"Kocham Rosję. Jestem za Putinem. Cieszę się, że nie ma tu aborcji i gender". Odlot rosyjskiej gwiazdy
Rosyjski napastnik Artiom Dziuba publicznie wystawił laurkę prezydentowi Władimirowi Putinowi. Przypominamy, że od ponad roku trwa bestialska, pełna inwazja Rosji na Ukrainę, która pochłonęła już setki tysięcy ofiar.
Niedawno minął rok odkąd Rosja na pełną skalę rozpoczęła wojnę na Ukrainie, codziennie mordując niewinnych ludzi.

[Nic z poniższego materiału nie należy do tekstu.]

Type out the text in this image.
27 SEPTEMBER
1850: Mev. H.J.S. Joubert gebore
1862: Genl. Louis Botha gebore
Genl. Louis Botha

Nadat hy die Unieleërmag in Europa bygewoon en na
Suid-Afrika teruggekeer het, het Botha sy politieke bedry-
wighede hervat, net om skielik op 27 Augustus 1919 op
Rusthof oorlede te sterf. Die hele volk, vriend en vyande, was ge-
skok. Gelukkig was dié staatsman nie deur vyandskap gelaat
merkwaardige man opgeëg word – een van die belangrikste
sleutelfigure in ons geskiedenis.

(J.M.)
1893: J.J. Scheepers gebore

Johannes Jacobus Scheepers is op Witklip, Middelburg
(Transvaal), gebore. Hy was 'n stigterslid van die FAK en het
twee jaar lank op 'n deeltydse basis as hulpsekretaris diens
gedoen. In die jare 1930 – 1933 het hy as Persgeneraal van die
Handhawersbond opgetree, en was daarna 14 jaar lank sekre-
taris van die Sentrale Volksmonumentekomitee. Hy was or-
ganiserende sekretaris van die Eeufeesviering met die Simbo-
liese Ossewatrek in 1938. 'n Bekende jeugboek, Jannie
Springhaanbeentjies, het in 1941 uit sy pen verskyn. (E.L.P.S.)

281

Nie przeszkadza to rosyjskim sportowcom w udzielaniu poparcia Władimirowi Putinowi. Teraz głośnego wywiadu będącego peanem na cześć zbrodniarza z Moskwy udzielił Artiom Dziuba.
Napastnik, którego rodzina w części pochodzi z Ukrainy i rok temu odrzucił powołanie do kadry z racji na rozpoczęcie wojny, nie szczędził Putinowi słów uznania.
- Wierzę w mój kraj. Jestem patriotą, kocham Rosję. Całkowicie jestem za moim prezydentem, Władimirem Putinem. Nie ukrywam tego - wypalił.
- Wierzę, że wszystko będzie dobrze. Będę za Rosją do końca. Historia oceni, kto ma rację, a kto się myli. Ja do końca będę wierzył, że Rosja działa w słusznej sprawie - dodał.
Dziuba powtórzył też rosyjską propagandę ws. rzekomego braku "aborcji i gender" w jego kraju.
Tymczasem jak wykazują dane, w Rosji przeprowadza się aborcję na masową skalę. Trudno jednak, by Artiom Dziuba o tym wiedział. Jak widzimy, zakrzywia rzeczywistość nawet w sytuacji, gdy Rosjanie mordują ukraińskie społeczeństwo, w tym kobiety i dzieci.